As expected, the legislation received no support from Democratic senators. The Tax Cuts and Jobs Act, which is driven by the urge to lower taxes on businesses, would permanently lower the tax rate on corporations from 35% to 20%, while also providing rate reductions on individuals which contrary to the corporate tax breaks, would expire after 2025. The new corporate tax rate would go into effect in 2019, putting the U.S. corporate tax rate at a lower level than numerous other nations. Additionally, the bill allows companies to relocate back to the United States any money that they currently have in accounts abroad at a substantially low tax rate of 14.5%. Lastly, the tax system on businesses would shift from a worldwide system in which U.S. businesses are taxed on all income earned globally to a territorial system in which, companies are taxed specifically on their income in the United States.
Although the bill’s main function was to reform the nation’s tax code, it is far from just a tax bill. The bill would usher in devastating changes to the healthcare system, leaving an estimated 13 million Americans without insurance. The signature change to current healthcare law is the repeal of the individual health insurance mandate. Americans would no longer be susceptible to a penalty if they choose not to purchase health insurance. The Congressional Budget Office predicts that as a result, health insurance premiums will increase by an approximately 10 percent each year, resulting in 4 million Americans dropping their health insurance by 2019 and a whopping 13 million by 2027. The elimination if the individual mandate is a precursor for future strategic attacks on the Affordable Care Act in an attempt to eventually repeal the law completely.
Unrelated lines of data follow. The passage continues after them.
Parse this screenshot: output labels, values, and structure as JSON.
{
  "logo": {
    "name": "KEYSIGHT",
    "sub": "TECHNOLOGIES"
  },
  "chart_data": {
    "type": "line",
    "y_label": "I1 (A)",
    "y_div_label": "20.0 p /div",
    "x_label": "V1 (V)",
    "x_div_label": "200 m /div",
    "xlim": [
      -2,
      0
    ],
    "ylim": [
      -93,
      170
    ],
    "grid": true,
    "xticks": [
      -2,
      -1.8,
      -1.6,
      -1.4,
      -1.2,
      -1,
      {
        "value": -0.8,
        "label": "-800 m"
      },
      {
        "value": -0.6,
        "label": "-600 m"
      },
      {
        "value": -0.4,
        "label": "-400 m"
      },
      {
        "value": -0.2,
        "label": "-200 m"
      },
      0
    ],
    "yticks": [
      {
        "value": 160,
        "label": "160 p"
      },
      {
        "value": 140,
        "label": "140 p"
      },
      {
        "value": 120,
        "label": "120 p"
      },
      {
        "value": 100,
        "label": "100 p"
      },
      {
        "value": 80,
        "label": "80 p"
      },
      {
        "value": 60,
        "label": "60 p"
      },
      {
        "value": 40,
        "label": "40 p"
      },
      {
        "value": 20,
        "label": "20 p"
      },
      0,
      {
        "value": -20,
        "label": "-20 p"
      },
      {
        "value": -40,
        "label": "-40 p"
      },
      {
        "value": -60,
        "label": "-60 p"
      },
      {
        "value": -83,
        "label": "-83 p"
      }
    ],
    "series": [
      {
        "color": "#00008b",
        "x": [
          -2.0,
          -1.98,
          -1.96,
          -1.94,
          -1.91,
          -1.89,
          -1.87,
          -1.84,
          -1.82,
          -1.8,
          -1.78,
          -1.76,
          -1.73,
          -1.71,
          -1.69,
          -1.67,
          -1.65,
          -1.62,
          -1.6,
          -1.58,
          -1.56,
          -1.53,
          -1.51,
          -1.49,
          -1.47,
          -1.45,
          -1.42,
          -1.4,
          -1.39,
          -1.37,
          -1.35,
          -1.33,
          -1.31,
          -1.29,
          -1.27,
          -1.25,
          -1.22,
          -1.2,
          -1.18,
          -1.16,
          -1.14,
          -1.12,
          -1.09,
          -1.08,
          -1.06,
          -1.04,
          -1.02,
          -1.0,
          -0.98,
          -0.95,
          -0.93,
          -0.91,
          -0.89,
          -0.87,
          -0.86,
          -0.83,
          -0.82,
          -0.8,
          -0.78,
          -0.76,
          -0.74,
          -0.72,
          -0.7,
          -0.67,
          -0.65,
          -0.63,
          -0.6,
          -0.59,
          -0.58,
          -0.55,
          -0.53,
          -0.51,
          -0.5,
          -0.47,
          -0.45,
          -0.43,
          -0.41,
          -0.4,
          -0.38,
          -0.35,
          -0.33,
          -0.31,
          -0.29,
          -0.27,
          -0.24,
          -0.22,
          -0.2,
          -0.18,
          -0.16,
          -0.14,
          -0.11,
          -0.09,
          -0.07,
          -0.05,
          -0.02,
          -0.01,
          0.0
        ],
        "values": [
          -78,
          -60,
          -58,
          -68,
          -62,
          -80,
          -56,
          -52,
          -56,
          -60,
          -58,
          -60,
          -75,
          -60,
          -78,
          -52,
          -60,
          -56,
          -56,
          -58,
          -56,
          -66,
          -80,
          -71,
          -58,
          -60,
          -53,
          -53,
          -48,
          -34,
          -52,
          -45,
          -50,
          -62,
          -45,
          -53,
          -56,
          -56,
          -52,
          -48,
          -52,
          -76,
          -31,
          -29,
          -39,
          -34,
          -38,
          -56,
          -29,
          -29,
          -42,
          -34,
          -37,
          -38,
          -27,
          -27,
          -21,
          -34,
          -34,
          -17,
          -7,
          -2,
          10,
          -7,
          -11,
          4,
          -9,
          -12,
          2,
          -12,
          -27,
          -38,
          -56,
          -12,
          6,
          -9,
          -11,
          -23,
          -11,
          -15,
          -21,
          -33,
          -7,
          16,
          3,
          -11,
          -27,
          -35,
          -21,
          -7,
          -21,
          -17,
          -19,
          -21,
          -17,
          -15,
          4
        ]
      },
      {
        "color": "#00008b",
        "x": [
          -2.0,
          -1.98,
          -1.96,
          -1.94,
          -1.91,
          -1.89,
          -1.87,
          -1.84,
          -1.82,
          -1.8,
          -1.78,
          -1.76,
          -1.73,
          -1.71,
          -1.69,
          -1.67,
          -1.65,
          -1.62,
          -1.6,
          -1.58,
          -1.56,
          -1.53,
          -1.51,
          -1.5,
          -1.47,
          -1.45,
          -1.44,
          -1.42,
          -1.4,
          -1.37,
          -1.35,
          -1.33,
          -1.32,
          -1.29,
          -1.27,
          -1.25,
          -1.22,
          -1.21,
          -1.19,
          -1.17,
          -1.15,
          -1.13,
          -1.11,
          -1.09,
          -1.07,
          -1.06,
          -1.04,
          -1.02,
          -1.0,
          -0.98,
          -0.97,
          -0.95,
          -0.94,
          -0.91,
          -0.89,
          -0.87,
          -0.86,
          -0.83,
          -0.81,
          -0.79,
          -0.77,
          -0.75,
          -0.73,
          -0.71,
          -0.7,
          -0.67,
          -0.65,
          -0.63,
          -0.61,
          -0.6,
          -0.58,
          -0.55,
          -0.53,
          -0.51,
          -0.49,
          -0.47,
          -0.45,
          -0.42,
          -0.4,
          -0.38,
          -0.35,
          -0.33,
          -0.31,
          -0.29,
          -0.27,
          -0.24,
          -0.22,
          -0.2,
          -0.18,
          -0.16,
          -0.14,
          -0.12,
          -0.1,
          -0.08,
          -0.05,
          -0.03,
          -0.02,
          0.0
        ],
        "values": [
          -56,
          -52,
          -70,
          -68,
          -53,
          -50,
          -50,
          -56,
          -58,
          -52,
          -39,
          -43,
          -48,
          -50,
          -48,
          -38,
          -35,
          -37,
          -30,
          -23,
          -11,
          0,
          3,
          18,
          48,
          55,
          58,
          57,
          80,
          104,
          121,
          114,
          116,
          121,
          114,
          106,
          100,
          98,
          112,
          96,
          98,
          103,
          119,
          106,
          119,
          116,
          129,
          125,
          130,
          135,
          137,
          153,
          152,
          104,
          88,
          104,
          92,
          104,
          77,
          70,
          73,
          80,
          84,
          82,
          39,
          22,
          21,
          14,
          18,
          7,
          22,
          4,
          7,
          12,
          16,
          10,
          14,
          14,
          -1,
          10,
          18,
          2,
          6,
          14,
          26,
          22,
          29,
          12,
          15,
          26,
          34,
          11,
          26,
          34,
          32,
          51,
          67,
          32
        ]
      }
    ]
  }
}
We would also see an elimination of the popular and highly utilized State and Local Tax deduction (SALT). As a compromise, taxpayers will still be able to deduct up to $10,000 in property taxes. The state of Maryland, which has the highest percentage of taxpayers that claim the deduction will suffer greatly as result. Under this legislation, the top tax rate for the wealthy would decrease from 39.6 percent to 38.5 percent. The nation’s wealthiest citizens will be allowed to continue deducting their contributions to charity and under this plan, more families will become exempt from paying the estate tax when they transfer property and/or other inheritance. In order to soften the backlash from the elimination of the State and Local Tax deduction, the bill increases the standard deduction and child tax credit however, the personal exemption will be eliminated. Currently, Americans are allowed to deduct $4,050 as a “personal exemption” for themselves, their spouse and each dependent. The standard deduction will be expanded so the first $24,000 in earnings for a married couple and $12,000 for individuals won’t be taxed. The child tax credit will increase from $1,000 to $2,000.
While the legislation helps some Americans, it leaves far more behind. AARP has voiced its displeasure with the proposal, stating that it would raise taxes on over a million seniors by the year 2019 as a consequence of the changes to credits and deductions. This tax bill has been hailed as a gift for the wealthiest Americans and large corporations at the expense of the middle class and low-income families and it truly lives up to this characterization. The legislation undermines a great deal of the progressive strides that were made during the Obama administration. It adversely affects every demographic of our nation, from the youngest citizens to our most senior, further enabling the socioeconomic divisiveness or “classism,” that has been woven into the fabric of our country since its inception.